Différence entre taille de pierre et sculpture
La taille de pierre est un mouvement linéaire auquel on donne une profondeur d’où l’importance du trait. C’est pourquoi à l’origine la « salle des traits » était l’antre dans laquelle se trouvaient les secrets de métier (corde à 12 nœuds = équerre…..), à savoir la connaissance du tracé : la stéréotomie. Alors que la sculpture est la caresse d’une forme dans l’espace et le trait est réducteur de ce mouvement.

La taille de pierre
Action de donner aux blocs de pierre la forme qu’ils doivent avoir pour s’intégrer dans la construction. Hormis les voûtes sphériques, coupoles, conques et autres éléments réellement en 3D, la taille de pierre utilise une technique relativement simple. Le tracé représente 50 % du travail. Après on procède par épannelage : action de taille, préparatoire des moulures par l’exécution de plans successifs et approchés du contour pour arriver au profil définitif.

La sculpture
2 types de sculptures 

2 techniques de réalisation 

Historique : si les romains sont les premiers copieurs des grecs (avec une technique de fil à plomb sur châssis), Léonard de Vinci est le 1er praticien a organisé un système de mise au point. Il consistait en une caisse percée de trous également répartis dans lesquels on glissait des piques en bois. Les extrémités des piques dépassant de la caisse étaient peintes et  une fois la caisse reportée sur le bloc épuré, on pouvait avoir une idée de la matière qu’il restait à retirer.

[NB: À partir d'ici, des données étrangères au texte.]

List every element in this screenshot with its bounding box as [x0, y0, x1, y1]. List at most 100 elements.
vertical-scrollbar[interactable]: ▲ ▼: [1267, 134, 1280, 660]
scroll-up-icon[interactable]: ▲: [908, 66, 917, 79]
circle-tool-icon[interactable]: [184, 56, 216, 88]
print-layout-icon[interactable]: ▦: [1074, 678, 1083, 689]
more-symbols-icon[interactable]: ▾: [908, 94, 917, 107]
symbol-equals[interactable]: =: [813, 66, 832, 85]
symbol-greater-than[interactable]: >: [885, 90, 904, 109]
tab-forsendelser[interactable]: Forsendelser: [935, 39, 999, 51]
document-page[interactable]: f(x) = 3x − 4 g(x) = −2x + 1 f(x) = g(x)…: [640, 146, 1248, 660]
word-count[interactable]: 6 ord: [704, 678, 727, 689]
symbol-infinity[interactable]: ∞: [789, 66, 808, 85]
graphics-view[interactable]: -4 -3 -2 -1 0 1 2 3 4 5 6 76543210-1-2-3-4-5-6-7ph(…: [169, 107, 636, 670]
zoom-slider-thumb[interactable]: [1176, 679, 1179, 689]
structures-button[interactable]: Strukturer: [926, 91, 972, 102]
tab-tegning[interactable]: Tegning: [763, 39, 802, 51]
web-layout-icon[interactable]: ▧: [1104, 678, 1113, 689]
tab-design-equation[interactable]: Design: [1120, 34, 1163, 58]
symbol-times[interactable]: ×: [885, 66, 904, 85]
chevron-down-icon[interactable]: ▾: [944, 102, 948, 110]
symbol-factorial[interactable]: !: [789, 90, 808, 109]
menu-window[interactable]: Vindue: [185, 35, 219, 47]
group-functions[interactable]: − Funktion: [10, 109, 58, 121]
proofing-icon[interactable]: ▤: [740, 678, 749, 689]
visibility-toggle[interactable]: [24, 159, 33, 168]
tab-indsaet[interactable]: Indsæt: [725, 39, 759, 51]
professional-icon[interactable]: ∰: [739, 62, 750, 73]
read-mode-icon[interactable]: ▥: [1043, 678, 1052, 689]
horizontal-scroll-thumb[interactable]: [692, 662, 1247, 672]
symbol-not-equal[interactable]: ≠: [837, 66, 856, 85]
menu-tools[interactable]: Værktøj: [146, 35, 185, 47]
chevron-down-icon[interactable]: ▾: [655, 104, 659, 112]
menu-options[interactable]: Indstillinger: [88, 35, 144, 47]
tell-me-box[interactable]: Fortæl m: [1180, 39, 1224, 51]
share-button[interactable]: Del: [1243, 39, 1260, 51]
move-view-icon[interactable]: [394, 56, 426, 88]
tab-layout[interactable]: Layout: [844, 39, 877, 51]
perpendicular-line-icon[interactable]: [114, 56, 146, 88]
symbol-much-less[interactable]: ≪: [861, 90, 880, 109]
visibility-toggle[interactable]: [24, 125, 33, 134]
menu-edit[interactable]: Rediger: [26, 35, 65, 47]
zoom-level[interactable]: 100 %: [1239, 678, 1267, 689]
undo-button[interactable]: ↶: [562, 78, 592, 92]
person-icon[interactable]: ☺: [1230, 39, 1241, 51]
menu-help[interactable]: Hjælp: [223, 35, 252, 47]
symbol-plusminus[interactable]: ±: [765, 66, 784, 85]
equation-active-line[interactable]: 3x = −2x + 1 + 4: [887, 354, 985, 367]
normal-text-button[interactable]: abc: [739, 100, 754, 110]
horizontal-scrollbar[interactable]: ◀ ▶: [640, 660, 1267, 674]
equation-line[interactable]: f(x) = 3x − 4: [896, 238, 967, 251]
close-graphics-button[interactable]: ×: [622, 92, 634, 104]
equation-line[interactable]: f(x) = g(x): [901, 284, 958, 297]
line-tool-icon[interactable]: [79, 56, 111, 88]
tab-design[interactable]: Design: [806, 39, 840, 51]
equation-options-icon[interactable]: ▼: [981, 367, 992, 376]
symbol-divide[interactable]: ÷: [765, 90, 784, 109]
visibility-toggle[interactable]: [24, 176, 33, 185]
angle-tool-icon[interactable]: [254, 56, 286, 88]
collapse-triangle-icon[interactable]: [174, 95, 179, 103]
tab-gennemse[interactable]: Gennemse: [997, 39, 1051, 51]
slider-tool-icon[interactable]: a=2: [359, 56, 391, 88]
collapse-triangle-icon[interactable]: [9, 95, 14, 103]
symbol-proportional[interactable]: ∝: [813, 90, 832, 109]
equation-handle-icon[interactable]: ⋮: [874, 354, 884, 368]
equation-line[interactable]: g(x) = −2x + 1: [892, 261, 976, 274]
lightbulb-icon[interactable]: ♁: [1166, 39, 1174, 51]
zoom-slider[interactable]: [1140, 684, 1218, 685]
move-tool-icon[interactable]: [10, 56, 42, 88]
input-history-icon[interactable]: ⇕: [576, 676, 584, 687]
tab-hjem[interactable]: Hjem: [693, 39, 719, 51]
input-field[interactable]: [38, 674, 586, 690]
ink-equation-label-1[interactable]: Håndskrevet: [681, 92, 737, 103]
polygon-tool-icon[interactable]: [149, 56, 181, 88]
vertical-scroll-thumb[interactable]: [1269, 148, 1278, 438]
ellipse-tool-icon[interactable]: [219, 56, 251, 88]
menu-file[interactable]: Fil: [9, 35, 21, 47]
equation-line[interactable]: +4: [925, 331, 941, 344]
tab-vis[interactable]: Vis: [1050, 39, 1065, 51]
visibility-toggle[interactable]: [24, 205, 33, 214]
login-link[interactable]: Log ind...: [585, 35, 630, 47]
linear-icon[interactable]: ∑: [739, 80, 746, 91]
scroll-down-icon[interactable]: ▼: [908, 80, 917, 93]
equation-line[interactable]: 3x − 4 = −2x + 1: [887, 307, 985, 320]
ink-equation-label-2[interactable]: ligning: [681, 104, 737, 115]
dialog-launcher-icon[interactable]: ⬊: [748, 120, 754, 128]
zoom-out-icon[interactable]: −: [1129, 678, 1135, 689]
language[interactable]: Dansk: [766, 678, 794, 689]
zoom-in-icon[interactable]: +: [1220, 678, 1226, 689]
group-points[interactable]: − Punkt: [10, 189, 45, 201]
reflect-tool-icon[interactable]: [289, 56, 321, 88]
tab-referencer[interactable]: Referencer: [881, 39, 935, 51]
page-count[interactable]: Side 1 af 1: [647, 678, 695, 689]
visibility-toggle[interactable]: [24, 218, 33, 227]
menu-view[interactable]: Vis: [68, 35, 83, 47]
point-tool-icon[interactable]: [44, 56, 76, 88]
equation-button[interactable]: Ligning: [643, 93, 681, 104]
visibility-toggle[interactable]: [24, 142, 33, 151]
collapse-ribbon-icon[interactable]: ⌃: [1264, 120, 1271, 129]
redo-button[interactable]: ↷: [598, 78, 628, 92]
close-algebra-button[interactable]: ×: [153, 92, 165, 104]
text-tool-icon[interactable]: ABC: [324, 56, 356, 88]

De nos jours il demeure 2 techniques de mise au point, celle des 3 compas et celle du té de mise au point.

Té de mise au point.
Le té dont les pointes sont réglables va permettre de déterminer 3 points de référence X,Y et Z qui seront commun au modèle et au bloc de départ de la sculpture finale. On choisira des points les plus saillants possible de façon à ne pas avoir de "manque" sur la pièce finale. Une fois cette base mise en place, on adapte sur le té un coulisseau articulé avec un système de blocage.

 

 

 

 

Pour des raisons de précision on règlera l'aiguille le plus "perpendiculairement" possible à la surface prédéterminée par un point.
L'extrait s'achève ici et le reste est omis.